Economic Valuation with Stated Preference Techniques: A Manual, (with Ian Bateman, Brett Day, Robert Sugden and 9 others), Edward Elgar, (2002).

 

This manual offers a detailed, up-to-date explanation of how to carry out economic valuation studies using stated preference techniques. The techniques use surveys to ask individuals how much they would be willing to pay or willing to accept in compensation for gains or losses of non-market goods and services. Applications of the technique include changes in air and water quality; noise nuisance; health care; risk; recorded heritage; cultural assets; habitats; landscape and so on. The resulting valuations can be used for a number of purposes including, but not limited to, demonstrating the economic value of environmental and cultural assets; setting policies for environmental policy; design of economic instruments; green national/corporate accounting; and natural resource damage assessment. Compiled by the leading experts in the field, this manual starts by explaining the concepts. It shows how to choose the most appropriate technique and how to design the questionnaires. Detailed advice on econometric analysis is provided, as well as explanation of the pitfalls that need to be avoided.

 

 

Book Chapters and Reports

 

Communication and Efficiency in Coordination Game Experiments, (with Anthony Burton and Martin Sefton), in Advances in Applied Microeconomics, 13, (ed J Morgan), Elsevier (2005).

 

In this paper we report experiments with pre-play communication in a 2´2 coordination game with conflicting risk-dominant and payoff-dominant equilibria. We examine whether players condition their choices on the messages received. We find that most players do condition, and do so in an intuitive way, announcing an intention to play the payoff-dominant action, and choosing the payoff-dominant action if the opponent expresses the same intention.

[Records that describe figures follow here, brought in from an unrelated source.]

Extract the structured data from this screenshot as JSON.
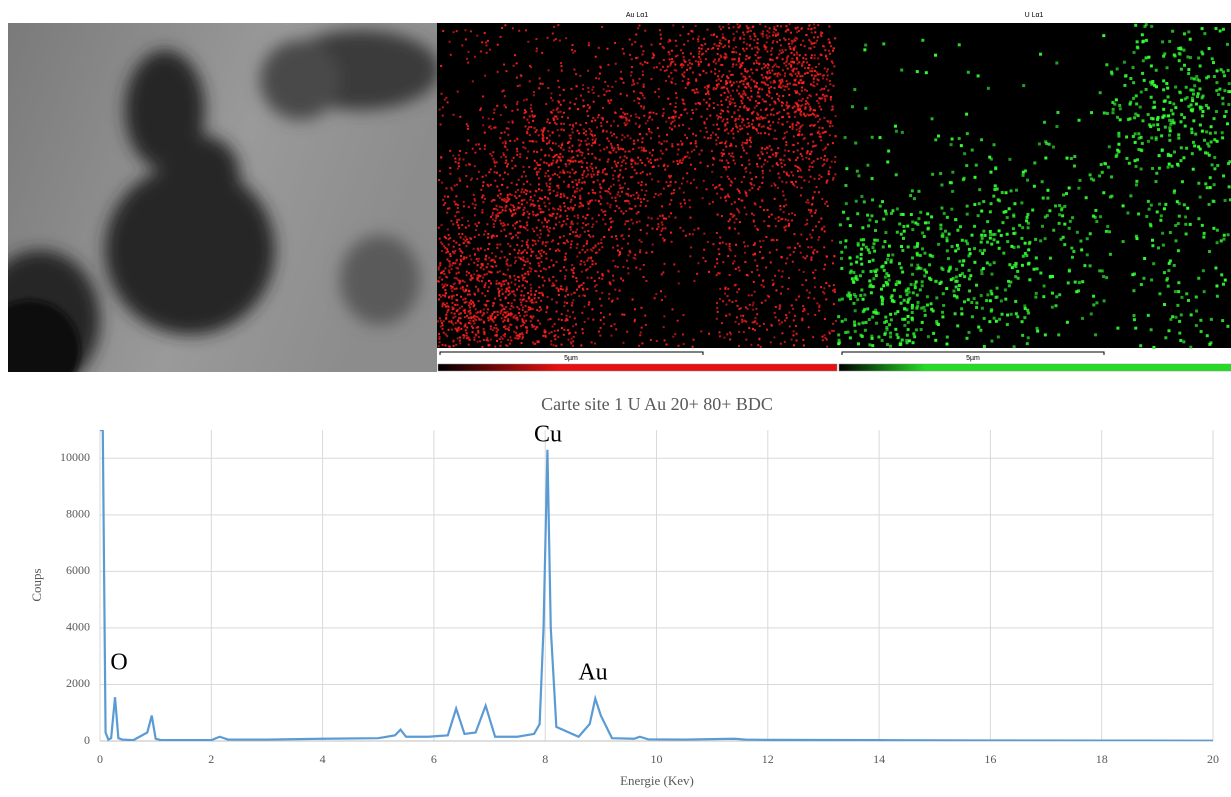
{
  "maps": [
    {
      "label": "Au Lα1",
      "scale": "5µm"
    },
    {
      "label": "U Lα1",
      "scale": "5µm"
    }
  ],
  "chart_data": {
    "type": "line",
    "title": "Carte site 1 U Au 20+ 80+ BDC",
    "x_label": "Energie (Kev)",
    "y_label": "Coups",
    "annotations": [
      "O",
      "Cu",
      "Au"
    ],
    "color": "#5b9bd5",
    "grid": true,
    "xlim": [
      0,
      20
    ],
    "ylim": [
      0,
      11000
    ],
    "xticks": [
      0,
      2,
      4,
      6,
      8,
      10,
      12,
      14,
      16,
      18,
      20
    ],
    "yticks": [
      0,
      2000,
      4000,
      6000,
      8000,
      10000
    ],
    "x": [
      0,
      0.05,
      0.1,
      0.15,
      0.2,
      0.27,
      0.33,
      0.4,
      0.6,
      0.85,
      0.93,
      1.0,
      1.1,
      1.5,
      2.0,
      2.15,
      2.3,
      3,
      4,
      5,
      5.3,
      5.4,
      5.5,
      5.9,
      6.25,
      6.4,
      6.55,
      6.75,
      6.93,
      7.1,
      7.5,
      7.65,
      7.8,
      7.9,
      7.97,
      8.04,
      8.1,
      8.2,
      8.6,
      8.8,
      8.9,
      9.0,
      9.2,
      9.6,
      9.7,
      9.85,
      10.5,
      11.4,
      11.6,
      12,
      14,
      16,
      18,
      20
    ],
    "values": [
      11000,
      11000,
      300,
      50,
      100,
      1550,
      100,
      50,
      30,
      300,
      900,
      80,
      30,
      30,
      30,
      150,
      50,
      50,
      80,
      100,
      200,
      400,
      150,
      150,
      200,
      1150,
      250,
      300,
      1250,
      150,
      150,
      200,
      250,
      600,
      4000,
      10300,
      4000,
      500,
      150,
      600,
      1500,
      900,
      100,
      80,
      150,
      60,
      50,
      80,
      50,
      40,
      30,
      20,
      15,
      10
    ]
  }
}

However, a significant minority of players misrepresent their intentions, and in sessions where these players appear, communication does not always lead to the payoff-dominant equilibrium. We also compare one-way and two-way communication technologies, finding no significant difference, and we compare our results with existing results.

 

Valuation of Health Benefits Associated with Reductions in Air Pollution: Final Report, (with Susan Chilton, Judith Covey, Michael Jones-Lee and Hugh Metcalf), Department for Environment, Food and Rural Affairs, (2004).

 

The report describes a willingness to pay (WTP) study designed a) to generate empirical estimates of how much people in the UK are willing to pay for reductions in the health risks associated with air pollution, and b) to determine the direction and magnitude of any functional relationships which may exist between WTP bids and potential explanatory factors (e.g. age, income, perceived risk, expected quality of life). The study focused on chronic mortality, acute mortality, emergency admissions to hospital occasioned and days of breathing discomfort caused or aggravated by raised levels of pollution. Besides the quantitative data, qualitative interviews tried to explore the thought processes underpinning the quantitative responses. The quantitative results are reported together with some consideration of possible reasons for some of the variability of the estimates obtained. Possible policy implications are discussed.